Today was a 1995 flashback, with Jim Bunning shutting down core government functions, sneering, growling and flipping the bird to a reporter, while Jim Kyle pronounced that unemployment benefits make people unwilling to work (cf. banker Potter in in It's a Wonderful Life: home mortgages breed "a discontented, lazy rabble instead of a thrifty, working class"). What Democrat doesn't smell overreach? On the same day, an IRS building is evacuated and a Hazmat team called after a suspicious substance is found -- two weeks after an anti-government Kamikaze flew a plane into another IRS building.

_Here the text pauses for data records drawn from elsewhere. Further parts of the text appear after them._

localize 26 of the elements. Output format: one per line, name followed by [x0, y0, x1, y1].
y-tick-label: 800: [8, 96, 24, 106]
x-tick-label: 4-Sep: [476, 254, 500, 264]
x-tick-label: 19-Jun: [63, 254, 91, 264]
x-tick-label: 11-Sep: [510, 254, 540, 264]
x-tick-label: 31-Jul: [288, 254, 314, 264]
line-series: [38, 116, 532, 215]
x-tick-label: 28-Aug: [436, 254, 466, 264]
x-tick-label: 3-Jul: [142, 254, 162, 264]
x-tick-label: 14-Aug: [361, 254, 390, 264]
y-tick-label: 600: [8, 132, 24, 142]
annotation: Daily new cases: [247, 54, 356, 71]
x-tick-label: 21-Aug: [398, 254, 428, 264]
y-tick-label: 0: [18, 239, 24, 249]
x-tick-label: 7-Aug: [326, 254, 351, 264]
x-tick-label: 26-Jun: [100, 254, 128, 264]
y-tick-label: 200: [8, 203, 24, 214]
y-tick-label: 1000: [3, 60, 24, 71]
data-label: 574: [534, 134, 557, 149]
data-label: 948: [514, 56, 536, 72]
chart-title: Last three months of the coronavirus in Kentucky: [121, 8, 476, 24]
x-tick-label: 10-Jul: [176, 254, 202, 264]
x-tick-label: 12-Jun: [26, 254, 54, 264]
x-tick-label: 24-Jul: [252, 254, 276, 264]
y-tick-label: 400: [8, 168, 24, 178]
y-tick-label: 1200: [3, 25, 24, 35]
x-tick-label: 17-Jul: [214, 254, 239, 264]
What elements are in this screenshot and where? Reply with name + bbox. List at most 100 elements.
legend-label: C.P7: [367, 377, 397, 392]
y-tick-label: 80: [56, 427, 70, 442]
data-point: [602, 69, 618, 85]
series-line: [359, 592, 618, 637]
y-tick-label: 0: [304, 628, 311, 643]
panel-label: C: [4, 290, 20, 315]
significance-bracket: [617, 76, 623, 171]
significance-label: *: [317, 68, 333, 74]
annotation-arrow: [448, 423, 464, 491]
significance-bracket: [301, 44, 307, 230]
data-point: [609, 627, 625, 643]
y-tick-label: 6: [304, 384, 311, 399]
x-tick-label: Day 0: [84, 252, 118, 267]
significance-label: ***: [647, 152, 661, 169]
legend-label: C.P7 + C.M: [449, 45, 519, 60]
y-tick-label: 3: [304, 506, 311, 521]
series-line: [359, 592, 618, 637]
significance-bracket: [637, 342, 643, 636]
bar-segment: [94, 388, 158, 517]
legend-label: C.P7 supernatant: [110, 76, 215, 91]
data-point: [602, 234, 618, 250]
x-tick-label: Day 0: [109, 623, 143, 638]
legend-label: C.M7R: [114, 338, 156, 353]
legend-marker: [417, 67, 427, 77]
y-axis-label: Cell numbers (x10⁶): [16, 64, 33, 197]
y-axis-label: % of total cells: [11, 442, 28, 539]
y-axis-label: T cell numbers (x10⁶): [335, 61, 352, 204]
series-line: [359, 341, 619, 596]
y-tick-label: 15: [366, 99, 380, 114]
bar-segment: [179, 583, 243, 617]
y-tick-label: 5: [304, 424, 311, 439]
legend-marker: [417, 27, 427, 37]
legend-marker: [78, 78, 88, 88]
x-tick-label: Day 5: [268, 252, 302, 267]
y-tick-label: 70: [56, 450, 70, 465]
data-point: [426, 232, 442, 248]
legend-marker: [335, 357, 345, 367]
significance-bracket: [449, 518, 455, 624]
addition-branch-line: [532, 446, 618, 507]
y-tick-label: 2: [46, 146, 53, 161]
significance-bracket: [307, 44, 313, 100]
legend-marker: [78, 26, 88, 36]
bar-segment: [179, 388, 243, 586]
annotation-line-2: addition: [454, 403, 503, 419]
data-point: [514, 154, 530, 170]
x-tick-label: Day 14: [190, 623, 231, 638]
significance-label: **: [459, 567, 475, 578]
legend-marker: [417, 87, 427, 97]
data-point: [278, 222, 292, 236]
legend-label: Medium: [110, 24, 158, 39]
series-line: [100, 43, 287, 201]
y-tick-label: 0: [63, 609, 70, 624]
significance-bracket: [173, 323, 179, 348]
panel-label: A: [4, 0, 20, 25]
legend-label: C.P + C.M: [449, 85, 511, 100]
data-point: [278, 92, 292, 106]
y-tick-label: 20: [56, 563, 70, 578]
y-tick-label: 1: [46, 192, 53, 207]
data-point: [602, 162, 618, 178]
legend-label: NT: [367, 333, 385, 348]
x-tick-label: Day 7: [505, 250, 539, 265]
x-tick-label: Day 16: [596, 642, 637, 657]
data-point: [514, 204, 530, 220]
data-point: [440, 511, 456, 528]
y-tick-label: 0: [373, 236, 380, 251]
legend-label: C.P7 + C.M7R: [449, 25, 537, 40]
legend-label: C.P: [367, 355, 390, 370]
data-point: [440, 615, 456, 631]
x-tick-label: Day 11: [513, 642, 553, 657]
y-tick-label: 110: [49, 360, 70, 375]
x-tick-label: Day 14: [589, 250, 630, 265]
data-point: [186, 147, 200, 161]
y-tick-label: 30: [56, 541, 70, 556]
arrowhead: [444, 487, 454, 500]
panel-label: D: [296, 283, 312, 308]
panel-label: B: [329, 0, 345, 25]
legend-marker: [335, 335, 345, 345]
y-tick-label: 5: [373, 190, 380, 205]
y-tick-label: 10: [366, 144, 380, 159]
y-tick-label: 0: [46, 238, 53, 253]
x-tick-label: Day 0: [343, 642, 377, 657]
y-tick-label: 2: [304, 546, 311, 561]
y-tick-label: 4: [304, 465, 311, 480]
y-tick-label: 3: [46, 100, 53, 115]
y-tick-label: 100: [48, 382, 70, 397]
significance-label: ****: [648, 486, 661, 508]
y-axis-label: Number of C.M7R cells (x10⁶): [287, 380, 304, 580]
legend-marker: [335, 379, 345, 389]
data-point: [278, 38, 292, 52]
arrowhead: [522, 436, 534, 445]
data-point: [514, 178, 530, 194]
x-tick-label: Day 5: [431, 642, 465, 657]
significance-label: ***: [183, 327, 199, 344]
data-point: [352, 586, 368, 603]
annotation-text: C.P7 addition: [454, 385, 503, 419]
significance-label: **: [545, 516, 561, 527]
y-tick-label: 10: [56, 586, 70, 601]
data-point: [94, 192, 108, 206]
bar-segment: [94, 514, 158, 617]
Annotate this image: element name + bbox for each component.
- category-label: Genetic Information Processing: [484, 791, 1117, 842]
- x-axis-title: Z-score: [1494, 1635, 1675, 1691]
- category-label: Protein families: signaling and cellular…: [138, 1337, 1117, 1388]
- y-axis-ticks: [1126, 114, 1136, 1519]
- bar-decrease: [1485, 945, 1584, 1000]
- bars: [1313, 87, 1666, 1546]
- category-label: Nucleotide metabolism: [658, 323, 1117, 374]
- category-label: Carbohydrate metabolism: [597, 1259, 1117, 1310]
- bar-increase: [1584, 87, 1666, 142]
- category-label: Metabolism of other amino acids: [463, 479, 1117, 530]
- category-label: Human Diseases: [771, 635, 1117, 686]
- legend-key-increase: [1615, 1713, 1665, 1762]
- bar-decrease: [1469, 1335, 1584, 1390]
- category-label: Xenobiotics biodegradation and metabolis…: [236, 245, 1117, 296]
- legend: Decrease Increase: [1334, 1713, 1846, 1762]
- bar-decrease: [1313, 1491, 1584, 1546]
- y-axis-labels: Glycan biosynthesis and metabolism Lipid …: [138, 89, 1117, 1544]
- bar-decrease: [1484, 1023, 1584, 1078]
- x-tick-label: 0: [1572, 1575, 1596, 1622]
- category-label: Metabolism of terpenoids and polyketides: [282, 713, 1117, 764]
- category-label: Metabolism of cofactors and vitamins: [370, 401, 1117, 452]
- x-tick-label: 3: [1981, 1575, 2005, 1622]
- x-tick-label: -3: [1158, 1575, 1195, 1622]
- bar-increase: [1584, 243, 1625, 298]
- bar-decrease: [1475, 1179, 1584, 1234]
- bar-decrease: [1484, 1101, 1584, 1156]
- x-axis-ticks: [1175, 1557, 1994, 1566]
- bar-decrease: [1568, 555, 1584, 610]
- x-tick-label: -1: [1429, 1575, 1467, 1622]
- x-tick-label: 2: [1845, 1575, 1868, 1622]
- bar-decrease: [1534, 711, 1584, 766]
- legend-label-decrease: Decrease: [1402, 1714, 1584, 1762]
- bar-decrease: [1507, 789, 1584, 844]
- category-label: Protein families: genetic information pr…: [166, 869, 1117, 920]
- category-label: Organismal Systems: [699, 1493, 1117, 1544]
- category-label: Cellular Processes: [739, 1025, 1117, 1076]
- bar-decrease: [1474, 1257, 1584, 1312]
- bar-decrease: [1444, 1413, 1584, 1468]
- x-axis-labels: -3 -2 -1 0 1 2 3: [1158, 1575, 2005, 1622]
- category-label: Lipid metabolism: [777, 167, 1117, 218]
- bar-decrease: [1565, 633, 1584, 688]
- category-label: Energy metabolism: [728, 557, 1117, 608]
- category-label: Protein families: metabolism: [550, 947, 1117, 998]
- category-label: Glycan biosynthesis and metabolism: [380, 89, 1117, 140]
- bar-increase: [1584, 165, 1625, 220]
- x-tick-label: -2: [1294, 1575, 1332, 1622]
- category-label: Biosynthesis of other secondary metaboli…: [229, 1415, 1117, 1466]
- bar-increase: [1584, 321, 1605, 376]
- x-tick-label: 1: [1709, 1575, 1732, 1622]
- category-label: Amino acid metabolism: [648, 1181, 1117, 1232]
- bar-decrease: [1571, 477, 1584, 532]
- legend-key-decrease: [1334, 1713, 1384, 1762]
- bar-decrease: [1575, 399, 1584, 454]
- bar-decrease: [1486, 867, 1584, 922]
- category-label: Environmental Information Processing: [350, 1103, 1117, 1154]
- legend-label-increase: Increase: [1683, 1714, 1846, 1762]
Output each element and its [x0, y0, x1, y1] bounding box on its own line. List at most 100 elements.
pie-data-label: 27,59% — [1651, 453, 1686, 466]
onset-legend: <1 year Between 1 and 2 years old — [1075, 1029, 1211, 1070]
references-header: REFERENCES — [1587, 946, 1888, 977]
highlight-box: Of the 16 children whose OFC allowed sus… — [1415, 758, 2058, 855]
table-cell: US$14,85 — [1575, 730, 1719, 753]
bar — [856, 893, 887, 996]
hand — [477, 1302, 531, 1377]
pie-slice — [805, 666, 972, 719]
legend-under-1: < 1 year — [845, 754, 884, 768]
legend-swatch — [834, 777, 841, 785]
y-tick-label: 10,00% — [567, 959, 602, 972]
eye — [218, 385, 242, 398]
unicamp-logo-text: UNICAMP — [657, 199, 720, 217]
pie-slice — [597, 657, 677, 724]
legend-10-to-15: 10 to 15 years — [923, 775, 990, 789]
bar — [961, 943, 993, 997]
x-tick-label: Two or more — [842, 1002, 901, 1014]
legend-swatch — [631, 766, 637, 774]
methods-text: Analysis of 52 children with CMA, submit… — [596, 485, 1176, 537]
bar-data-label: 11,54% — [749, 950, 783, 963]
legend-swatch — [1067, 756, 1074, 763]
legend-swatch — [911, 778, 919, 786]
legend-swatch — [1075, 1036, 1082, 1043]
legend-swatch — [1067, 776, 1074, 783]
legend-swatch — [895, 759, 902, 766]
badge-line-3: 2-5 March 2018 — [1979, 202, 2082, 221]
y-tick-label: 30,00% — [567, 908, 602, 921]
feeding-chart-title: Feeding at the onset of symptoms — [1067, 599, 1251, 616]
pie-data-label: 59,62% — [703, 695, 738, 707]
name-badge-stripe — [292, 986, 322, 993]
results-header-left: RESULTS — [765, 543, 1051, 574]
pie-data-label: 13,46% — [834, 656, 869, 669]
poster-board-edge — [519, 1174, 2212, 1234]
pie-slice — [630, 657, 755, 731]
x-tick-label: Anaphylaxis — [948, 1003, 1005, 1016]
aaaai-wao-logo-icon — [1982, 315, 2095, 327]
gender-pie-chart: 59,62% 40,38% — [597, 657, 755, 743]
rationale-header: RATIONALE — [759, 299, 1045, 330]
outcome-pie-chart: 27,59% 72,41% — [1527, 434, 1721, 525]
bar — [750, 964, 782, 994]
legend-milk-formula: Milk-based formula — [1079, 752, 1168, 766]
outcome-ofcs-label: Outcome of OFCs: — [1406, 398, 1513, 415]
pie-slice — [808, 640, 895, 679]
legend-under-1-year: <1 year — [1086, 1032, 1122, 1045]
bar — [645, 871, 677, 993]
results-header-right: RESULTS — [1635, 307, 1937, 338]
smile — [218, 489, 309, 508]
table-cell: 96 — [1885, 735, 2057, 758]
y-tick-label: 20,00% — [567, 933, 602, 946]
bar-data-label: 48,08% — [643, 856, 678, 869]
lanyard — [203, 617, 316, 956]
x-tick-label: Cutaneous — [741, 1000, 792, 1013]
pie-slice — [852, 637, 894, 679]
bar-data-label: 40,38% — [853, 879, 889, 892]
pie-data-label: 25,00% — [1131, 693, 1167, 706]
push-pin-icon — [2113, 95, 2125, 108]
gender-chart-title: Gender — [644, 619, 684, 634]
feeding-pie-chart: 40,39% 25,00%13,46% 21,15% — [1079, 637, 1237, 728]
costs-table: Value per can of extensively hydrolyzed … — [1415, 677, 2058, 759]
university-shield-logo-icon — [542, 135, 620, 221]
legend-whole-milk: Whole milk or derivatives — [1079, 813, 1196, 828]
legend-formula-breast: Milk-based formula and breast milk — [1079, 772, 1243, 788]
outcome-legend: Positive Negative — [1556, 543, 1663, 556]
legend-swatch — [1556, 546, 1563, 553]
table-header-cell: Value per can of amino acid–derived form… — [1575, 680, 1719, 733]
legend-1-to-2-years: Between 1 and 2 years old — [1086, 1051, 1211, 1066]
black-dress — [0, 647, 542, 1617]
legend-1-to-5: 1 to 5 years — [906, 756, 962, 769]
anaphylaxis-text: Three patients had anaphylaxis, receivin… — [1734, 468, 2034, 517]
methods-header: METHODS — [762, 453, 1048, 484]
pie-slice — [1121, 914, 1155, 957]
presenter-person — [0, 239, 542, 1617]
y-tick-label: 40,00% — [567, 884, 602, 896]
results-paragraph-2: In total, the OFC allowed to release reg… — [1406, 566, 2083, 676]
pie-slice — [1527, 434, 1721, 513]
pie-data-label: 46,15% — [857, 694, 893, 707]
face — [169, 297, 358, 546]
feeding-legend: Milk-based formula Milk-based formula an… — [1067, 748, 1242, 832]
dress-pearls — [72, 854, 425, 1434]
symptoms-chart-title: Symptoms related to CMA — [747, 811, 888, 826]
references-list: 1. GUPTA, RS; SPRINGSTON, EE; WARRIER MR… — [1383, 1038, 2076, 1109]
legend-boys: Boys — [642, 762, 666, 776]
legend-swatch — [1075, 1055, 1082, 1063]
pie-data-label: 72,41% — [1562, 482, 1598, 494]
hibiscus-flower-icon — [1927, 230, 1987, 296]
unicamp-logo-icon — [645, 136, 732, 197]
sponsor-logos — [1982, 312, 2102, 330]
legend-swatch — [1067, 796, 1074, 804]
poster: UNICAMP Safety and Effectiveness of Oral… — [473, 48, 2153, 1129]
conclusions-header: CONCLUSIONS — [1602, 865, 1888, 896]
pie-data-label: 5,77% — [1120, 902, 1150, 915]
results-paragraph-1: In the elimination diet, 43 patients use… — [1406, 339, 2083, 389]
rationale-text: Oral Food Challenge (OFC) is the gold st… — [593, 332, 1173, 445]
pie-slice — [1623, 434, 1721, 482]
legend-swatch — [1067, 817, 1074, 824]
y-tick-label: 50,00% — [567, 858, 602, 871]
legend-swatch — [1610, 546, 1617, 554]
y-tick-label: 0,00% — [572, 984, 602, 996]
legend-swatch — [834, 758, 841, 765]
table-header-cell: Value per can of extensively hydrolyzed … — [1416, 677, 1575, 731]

Today's apparent attack may have been illusory - the latest report claims that the substance in question was not hazardous -- and Joseph Stack's paranoid rage was politically heterodox. But one needn't tag these assaults -- or pranks, or even mirages -- as coherent political acts to catch a wave of Gingrich-era deja vu.
In April 1995, the Gingrich Congress was in full flush of its "First 100 Days" when Timothy McVeigh blew up the Federal Building in Oklahoma City -- and Clinton reasserted himself as Consoler-in-Chief and started talking about the fires of anti-government rage stoked by hateful talk radio. A few months later came the government shutdown, when Clinton faced down Gingrich, Dole et al and forced them to back off what he called "cruel" cuts to Medicare, Medicaid, education, the earned income tax credit, etc. (helped by Gingrich's public boast that he'd shut down the government because Clinton snubbed him and Dole on Air Force One, seating them at the back). Clinton's poll numbers soared in 1995 and basically never came down.
Of course, Clinton only regained his moxie after failing to reform health care and losing the House and Senate. He was never able to pass major legislation thereafter. Is it too much to hope that Obama has suffered his Dunkirk early? That right now the latest bout of anti-government fever will break, Democrats will breathe and pass health care reform, and go on to weather normal midterm losses?